The sad reality is that numerous bioethical and medical journal articles, as well as statements by prestigious medical organizations maintain that health care providers should not provide life-preserving treatment to patients whose quality of life, because of age, disability, or another factor, they believe not to be worth preserving, regardless of the views of the patient or patient’s health care decision-maker. Section 404.908.4 includes language protecting against discriminatory denial of treatment based on age, disability or terminal illness and, even when treatment is involuntarily denied for other reasons, requires provision of directed life-preserving treatment pending transfer to a willing health care provider.

If HB 1133 is enacted, Missouri will be among the foremost states in protecting its residents against involuntary euthanasia. I urge your support for it.
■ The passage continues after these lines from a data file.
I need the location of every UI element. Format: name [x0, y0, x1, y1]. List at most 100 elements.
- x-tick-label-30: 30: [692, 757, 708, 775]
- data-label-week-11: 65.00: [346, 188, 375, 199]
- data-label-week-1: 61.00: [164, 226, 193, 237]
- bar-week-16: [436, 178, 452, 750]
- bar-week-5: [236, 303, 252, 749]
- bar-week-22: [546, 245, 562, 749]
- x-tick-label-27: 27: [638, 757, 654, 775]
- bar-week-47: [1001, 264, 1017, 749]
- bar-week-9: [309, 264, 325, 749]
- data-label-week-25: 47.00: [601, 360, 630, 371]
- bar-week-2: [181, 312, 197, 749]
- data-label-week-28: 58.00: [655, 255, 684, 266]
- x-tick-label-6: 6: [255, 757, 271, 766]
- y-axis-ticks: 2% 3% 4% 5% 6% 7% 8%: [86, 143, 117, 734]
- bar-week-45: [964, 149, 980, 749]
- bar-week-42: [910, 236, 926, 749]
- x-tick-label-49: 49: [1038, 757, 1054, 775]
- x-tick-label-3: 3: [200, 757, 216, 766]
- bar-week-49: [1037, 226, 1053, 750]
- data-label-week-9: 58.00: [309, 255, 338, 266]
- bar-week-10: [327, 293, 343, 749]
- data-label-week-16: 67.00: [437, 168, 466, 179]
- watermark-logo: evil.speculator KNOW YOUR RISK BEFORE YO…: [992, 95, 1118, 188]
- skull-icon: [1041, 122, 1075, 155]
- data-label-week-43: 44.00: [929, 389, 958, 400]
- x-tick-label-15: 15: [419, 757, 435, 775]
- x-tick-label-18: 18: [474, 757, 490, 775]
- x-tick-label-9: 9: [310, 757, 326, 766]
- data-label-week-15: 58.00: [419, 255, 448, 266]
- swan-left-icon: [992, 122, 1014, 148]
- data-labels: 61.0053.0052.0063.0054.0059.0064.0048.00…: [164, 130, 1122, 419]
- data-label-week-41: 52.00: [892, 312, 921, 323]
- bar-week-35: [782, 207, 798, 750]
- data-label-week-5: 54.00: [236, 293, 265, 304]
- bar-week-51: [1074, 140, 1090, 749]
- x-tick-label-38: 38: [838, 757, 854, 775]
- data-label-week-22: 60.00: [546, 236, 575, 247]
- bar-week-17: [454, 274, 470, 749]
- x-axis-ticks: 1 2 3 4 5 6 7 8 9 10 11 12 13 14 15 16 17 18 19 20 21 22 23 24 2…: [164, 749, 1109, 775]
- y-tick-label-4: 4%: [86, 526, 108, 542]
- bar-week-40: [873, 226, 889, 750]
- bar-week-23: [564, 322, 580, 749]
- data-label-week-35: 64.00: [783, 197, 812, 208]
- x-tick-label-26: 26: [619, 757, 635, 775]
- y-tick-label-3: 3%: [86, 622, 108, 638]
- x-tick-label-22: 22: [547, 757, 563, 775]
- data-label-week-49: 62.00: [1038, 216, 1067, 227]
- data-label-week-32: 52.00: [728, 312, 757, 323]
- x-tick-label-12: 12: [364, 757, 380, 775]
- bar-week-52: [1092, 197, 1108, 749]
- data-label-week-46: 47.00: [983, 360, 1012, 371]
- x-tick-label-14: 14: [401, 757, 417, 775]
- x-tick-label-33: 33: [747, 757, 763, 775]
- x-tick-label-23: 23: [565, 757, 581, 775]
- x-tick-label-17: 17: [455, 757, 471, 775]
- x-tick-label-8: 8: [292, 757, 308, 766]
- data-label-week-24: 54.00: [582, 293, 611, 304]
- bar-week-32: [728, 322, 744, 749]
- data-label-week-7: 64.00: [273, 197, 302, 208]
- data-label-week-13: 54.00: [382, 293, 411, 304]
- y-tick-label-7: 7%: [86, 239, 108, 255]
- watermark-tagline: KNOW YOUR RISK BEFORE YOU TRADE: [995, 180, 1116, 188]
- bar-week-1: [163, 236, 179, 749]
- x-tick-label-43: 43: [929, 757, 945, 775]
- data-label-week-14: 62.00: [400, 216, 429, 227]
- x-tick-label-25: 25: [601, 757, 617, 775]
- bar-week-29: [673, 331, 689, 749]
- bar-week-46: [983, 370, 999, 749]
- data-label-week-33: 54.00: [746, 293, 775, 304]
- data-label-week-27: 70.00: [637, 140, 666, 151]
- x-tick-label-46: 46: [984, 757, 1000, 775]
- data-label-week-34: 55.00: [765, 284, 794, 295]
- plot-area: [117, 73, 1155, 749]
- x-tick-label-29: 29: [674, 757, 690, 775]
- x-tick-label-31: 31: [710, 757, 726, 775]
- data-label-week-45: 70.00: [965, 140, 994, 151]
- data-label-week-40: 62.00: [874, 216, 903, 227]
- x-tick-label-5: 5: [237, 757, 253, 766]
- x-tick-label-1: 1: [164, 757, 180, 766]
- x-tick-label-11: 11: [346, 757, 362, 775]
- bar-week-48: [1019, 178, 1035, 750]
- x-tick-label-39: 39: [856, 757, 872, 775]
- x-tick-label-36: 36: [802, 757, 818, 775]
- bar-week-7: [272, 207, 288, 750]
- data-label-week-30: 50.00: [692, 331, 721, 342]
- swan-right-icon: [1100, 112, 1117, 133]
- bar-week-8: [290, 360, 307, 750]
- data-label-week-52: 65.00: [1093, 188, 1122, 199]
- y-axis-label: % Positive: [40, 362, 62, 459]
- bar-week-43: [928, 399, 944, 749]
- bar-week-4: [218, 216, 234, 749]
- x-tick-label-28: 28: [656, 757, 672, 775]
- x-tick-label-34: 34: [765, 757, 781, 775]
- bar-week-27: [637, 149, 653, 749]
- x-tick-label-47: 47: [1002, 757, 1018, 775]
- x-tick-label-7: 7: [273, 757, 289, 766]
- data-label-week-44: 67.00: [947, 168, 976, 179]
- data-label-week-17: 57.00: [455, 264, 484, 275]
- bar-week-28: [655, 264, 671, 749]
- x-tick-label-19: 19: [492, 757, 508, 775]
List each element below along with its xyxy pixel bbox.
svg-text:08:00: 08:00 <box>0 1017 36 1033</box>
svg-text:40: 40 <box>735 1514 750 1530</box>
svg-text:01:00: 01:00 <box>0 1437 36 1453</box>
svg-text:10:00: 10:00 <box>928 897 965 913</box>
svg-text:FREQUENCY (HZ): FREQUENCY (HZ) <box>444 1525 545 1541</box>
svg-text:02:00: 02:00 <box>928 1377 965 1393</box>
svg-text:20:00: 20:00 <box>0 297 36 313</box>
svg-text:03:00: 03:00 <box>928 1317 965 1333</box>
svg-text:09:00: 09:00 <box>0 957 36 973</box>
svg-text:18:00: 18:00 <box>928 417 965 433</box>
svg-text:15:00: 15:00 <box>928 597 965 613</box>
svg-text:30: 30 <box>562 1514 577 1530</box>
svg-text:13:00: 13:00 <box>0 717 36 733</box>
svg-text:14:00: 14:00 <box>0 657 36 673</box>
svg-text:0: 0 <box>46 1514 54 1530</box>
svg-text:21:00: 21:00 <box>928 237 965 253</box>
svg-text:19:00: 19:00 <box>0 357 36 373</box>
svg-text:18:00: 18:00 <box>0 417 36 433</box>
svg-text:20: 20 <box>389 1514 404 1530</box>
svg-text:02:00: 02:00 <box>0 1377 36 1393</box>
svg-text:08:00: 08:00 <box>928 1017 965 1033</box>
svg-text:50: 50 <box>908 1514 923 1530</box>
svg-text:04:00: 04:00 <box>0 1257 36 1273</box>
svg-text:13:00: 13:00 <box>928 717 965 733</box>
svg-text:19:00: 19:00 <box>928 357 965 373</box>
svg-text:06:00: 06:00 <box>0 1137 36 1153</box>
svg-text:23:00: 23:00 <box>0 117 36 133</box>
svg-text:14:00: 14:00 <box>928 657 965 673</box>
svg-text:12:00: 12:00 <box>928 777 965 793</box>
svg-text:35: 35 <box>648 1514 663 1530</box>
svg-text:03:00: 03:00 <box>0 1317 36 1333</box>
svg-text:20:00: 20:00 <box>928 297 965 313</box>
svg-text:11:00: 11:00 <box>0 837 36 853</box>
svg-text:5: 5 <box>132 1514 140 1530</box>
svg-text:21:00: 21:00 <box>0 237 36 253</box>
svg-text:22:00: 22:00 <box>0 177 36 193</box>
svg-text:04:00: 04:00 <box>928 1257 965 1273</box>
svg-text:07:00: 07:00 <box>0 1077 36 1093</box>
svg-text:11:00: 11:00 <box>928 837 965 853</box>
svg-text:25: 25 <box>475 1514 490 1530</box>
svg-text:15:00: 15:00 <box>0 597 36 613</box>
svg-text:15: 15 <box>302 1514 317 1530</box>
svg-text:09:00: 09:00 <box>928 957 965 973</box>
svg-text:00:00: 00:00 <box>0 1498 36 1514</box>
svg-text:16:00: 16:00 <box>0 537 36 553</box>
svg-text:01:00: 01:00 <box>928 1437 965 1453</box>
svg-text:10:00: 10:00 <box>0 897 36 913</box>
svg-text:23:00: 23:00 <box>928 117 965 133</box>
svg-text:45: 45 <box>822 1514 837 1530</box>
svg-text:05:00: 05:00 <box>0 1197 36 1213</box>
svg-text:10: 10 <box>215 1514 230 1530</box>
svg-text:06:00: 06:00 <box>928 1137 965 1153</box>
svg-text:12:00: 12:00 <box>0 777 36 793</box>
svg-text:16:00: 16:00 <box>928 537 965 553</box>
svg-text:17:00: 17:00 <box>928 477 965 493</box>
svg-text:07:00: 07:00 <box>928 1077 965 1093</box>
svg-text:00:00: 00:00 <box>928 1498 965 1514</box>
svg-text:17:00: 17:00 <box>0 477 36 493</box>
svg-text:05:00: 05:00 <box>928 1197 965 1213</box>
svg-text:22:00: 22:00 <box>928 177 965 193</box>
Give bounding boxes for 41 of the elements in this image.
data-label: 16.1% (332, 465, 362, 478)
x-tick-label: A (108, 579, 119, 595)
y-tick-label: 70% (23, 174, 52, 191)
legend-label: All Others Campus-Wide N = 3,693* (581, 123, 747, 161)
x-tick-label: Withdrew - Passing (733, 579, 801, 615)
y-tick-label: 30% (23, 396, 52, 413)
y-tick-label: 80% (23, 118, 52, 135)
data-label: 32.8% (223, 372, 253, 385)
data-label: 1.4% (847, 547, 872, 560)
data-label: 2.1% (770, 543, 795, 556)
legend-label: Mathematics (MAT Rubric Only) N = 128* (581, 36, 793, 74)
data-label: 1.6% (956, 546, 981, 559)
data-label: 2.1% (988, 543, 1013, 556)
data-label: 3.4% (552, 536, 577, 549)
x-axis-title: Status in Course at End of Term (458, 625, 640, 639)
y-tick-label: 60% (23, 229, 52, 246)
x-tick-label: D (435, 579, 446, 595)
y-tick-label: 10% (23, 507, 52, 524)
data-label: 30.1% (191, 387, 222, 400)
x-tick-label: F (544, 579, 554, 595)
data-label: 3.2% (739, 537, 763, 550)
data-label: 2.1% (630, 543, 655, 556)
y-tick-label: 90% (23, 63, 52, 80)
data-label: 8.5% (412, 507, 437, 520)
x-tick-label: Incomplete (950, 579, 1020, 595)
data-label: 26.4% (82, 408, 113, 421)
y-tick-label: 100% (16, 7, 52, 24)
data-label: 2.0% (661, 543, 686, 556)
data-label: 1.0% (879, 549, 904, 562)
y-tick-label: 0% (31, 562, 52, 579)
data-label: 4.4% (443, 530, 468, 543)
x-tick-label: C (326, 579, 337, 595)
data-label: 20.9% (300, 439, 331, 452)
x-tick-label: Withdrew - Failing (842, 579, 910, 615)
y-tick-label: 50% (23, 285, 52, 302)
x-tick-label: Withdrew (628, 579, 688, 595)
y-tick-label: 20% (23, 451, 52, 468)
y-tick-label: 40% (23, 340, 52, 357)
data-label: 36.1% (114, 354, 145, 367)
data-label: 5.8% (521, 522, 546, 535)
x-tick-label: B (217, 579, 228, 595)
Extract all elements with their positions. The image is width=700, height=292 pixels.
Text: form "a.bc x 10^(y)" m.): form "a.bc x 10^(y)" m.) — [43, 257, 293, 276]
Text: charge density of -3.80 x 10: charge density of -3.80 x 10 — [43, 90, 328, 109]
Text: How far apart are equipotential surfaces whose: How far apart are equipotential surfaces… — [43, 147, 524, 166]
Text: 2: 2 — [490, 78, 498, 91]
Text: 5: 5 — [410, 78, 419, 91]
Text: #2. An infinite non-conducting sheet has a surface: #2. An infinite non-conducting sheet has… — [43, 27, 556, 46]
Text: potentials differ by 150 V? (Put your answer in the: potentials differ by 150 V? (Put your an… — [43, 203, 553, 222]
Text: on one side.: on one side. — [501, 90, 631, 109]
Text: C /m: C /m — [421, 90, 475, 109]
“At its core, the dispute in futility cases is about quality of life: Who decides what it is and when, if ever, it justifies the administration or foregoing of life-sustaining treatment.” Alan Meisel & Kathy Cerminara, The Right to Die The Law of End of Life Decisionmaking (3rd ed. 2014) §13.03.  E. Haavi Morreim states it “revolves around fundamentally irresolvable moral conflicts concerning our most deeply held beliefs about the value of life, especially profoundly diminished life.”  Catherine A. Marco, Gregory L. Larkin, John C. Moskop and Arthur R. Derse, state (in “Determination of Futility in Emergency Medicine,” Annals of Emergency Medicine June 2000 pp. 604-612) that “there may be an ethical obligation to withhold ... treatment, particularly if it entails significant risk or cost.”  W. Daniel Doty maintains,  “The greatest injustice routinely endured in the current system is maintaining patients...with invasive treatment modalities simply because they live in a technological era....  Expending resources on imminently dying patients is unethical because it supports selfish individualism at the expense of society.”  “Medical Futility,” Clinical Cardiology, February 2000 Supplement II-6 - II-16   Leslie Whetstine and David Crippen claim  “If the proposed intervention is costly, the ethical principle of justice becomes an important consideration.  Justice requires physicians to make wise use of health care resources.... The treating physician’s ethical obligations . . . logically limit the patient’s autonomous choices to those options the physician can ethically offer.” “Desire vs. Need in the Medical Marketplace,” Cost & Quality, September 1999, 31-33.